Trading requires patience—loads of it. My favorite visual for market timing is a leopard crouching in the grass. Slowly, he stalks his prey. Closer, he creeps. Evolution has trained him to exercise utmost caution. Jump too soon, and the gazelle bounds away to safety, never to be caught.
But this leopard isn’t going hungry, no. He’s smart. Eventually, once he’s crept close enough…
BAM!
He leaps, claws out, teeth bared, and well, dinner is served. Poor little Bambi never had a chance.
I’ve been stalking the Pfizer pullback for over a week. Today we’re going to use it as an example of how I stalk a setup.
My favorite bull retracements are those preceded by an upswing with increasing momentum. Pfizer is normally too boring to catch my eye, but November’s surge got me interested. I believe that dips following momentum-laced rallies are the best ones to buy.

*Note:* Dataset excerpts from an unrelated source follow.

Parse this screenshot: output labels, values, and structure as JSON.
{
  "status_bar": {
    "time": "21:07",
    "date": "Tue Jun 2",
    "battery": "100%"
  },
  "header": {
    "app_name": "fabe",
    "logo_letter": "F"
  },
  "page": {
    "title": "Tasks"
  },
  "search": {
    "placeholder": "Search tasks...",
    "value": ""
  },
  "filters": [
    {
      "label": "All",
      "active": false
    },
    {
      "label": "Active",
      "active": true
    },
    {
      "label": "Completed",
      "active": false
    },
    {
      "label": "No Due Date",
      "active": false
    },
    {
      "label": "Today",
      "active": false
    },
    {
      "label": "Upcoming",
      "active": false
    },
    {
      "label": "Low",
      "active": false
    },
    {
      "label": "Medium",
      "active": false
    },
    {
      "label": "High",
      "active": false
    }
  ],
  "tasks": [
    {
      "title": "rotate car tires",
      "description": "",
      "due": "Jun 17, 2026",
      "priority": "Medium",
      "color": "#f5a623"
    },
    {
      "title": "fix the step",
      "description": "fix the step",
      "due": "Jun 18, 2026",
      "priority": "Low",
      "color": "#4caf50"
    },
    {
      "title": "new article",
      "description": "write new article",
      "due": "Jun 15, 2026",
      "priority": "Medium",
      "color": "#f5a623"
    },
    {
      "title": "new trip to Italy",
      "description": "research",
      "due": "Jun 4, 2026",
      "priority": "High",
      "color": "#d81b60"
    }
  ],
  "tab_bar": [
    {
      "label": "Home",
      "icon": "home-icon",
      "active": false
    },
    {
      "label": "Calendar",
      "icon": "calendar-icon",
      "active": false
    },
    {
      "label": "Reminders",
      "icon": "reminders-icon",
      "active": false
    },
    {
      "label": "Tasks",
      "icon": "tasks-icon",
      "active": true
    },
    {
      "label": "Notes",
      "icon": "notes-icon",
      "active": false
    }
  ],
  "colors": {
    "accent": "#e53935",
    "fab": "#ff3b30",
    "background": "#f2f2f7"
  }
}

Thus, on December 11th, I started watching Pfizer for an opportunity. It was the third down day in a row. Then, on the 14th, a dramatic down bar formed. It was still above the 20-day moving average, so I wasn’t deterred. The next bar (15th) had me ready to pounce. We ended with a smaller-bodied candle suggesting downside momentum was waning. But, I wanted to see buyers return to push prices above a prior day’s high.
I put an alert above $39.18.
But the stock fell again on the 16th. I kept creeping closer. Finally, after six consecutive down days, I got my signal today. We ended with a bullish hammer candle. It formed right at an old resistance zone that looks to be turning into support.
The higher dividend yield of 4.10% makes me a willing buyer of the stock at lower prices. Plus, I like the higher probability inherent in a naked put play. Not to mention the implied volatility rank of 32% is one of the highest on my watchlist right now.
So I sold the Jan $36 strike put for around 65 cents.
Target
Ideally, Pfizer will snap back, the put will fall in value, and I’ll snatch it back around 15 cents to capture a $50 profit per contract.
Sure, I could ride to expiration, but I’m an advocate of taking profits early to improve your return on time invested.
Stop Loss
As a willing buyer of the stock, I don’t really have a stop loss. Instead, if prices fall, I’ll allow assignment buying shares at a cost basis of $35.35. Then, I can either settle in and collect dividends until the price recovers back well into profitable territory or commence with selling covered calls to reduce the basis further.
And if the stock really gets punched in the face, I can sell puts in the low $30s to lower my average cost.
Come what may, I have a plan that should generate profits in all but the most bearish situations. Even then, my patience with the position and longer time horizon should eventually allow the play to bear fruit.